Monday, Oct. 07, 1935

Appetite in Paradise

A fresh pulse of jingoism shot through the Japanese Army last month when, to wipe out the shaming of the Army's Director of Military Affairs by a fire-eating lieutenant-colonel, mild War Minister General Senjuro Hayashi resigned to make way for less mild General Yoshiyuki Kawashima. Since a Japanese officer's patriotism is measured by his appetite for Chinese territory, patriotic Major General Hayao Tada, whose appetite is enormous, was sent to sprawling, international Tientsin to command the Japanese garrisons in North China. Last week voracious General Tada called in 20 Japanese correspondents to give them a pamphlet and his views on how much of China Japan should swallow.
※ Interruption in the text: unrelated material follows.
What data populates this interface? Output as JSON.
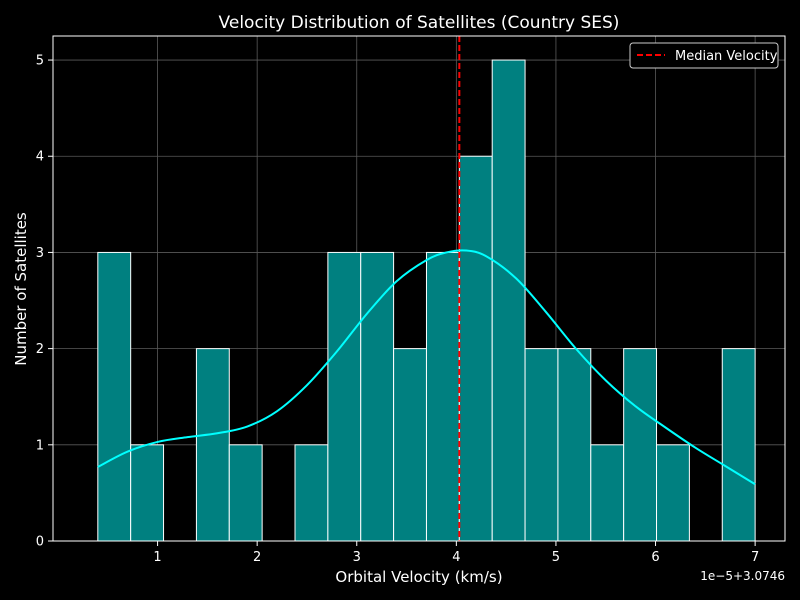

Hors-d'oeuvre to this gigantic meal must be, according to the General, China's sole official political party, the Kuomintang (National People's Party), and China's Dictator, General Chiang Kaishek. These must be "overthrown.''

This, the general predicted, will result in "a paradise of live-&-let-live" in China. "A new political setup, independent of Nanking politically as well as economically, is necessary in North China. This region has annual revenues exceeding $130,000,000--ample for an independent State."
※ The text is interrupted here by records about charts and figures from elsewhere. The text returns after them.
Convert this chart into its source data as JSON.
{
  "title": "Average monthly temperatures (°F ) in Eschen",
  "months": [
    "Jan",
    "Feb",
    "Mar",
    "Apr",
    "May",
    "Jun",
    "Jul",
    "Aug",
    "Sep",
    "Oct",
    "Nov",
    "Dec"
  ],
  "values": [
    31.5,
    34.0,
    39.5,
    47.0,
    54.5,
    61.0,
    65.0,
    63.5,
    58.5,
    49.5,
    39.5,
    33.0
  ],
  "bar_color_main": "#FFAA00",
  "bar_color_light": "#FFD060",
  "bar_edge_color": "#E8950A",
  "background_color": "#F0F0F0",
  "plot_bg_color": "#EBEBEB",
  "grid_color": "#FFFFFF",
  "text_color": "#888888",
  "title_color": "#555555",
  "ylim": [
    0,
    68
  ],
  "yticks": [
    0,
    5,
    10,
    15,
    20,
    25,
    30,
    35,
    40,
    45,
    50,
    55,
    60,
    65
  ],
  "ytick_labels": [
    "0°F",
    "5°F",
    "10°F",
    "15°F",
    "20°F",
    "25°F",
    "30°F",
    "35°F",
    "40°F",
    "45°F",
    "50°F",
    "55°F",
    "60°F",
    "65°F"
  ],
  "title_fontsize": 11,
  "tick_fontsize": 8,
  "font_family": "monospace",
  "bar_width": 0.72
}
The magnificence of General Tada's appetite was hinted in one line: "Japan's continental policy aims at the salvation of China's 400,000,000 exploited humans and Japan will exterminate any one obstructing her."
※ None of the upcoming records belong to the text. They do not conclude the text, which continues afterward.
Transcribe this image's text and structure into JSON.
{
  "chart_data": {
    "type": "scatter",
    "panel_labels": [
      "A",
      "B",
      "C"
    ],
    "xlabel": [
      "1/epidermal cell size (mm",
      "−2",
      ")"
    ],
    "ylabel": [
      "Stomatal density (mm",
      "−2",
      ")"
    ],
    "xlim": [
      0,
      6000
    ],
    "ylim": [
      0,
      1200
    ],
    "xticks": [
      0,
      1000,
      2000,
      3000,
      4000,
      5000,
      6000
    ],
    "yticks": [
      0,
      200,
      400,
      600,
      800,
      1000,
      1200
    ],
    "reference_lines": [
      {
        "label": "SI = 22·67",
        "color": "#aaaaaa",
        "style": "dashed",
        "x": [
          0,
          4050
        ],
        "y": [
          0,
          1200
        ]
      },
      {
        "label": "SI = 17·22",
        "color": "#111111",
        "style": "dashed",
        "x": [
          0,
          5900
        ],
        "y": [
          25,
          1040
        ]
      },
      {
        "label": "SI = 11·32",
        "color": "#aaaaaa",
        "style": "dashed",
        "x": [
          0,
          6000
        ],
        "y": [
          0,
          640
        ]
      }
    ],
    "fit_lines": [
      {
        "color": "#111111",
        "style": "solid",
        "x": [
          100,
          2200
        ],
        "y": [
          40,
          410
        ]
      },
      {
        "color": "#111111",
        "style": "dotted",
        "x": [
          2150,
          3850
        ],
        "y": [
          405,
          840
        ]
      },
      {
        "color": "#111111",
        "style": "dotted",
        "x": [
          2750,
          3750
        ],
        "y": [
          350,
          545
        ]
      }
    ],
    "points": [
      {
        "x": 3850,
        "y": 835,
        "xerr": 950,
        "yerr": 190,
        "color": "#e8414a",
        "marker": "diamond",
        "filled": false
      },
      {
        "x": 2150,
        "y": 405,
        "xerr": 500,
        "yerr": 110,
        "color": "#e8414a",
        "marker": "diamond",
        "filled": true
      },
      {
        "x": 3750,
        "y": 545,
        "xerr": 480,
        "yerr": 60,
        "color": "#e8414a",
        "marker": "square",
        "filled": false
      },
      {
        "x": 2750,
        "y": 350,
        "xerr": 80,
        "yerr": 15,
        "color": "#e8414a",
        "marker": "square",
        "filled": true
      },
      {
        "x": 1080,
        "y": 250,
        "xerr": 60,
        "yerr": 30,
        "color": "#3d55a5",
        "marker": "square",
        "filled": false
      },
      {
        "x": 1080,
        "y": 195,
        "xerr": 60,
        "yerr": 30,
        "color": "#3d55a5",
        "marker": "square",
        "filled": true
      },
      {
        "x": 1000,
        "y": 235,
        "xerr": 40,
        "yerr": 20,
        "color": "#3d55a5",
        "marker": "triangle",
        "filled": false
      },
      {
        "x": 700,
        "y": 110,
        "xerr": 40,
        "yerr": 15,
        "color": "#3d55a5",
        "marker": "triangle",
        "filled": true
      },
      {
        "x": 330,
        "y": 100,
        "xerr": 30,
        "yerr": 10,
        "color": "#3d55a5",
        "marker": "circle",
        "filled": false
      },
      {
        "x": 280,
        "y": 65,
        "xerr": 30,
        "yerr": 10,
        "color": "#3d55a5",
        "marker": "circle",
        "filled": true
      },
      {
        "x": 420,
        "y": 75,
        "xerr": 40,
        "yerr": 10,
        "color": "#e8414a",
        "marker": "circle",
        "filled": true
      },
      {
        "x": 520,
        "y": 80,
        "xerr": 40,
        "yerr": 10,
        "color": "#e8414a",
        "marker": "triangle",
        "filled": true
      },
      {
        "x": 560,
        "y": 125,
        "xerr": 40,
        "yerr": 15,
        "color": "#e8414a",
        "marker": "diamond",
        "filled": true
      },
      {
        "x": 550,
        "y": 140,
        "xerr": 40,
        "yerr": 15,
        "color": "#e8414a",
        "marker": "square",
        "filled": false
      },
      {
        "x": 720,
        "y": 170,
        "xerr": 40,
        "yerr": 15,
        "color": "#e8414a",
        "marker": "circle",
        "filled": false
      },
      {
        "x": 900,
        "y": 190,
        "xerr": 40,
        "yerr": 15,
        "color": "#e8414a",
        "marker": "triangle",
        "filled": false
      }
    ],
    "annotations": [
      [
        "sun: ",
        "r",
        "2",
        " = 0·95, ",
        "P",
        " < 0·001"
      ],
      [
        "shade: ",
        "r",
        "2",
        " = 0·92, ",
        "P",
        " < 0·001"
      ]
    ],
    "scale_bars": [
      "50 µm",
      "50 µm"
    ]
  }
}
Salvation, the General indicated, meant also saving China from Soviet Russia. At this, able Soviet Journalist Karl Radek editorialized in Iventis, "Japanese make a mistake if they let their giddiness over successes against China lead them to think Russia would be an equally easy victim." To a Japanese rumor that Russia was on the verge of annexing vast Sinkiang Province in Western China as a Soviet republic, the Soviet news agency Tass spluttered, "Shameful, provocative lies, apparently manufactured by those circles which specialize in forming so-called 'independent governments' in Chinese provinces."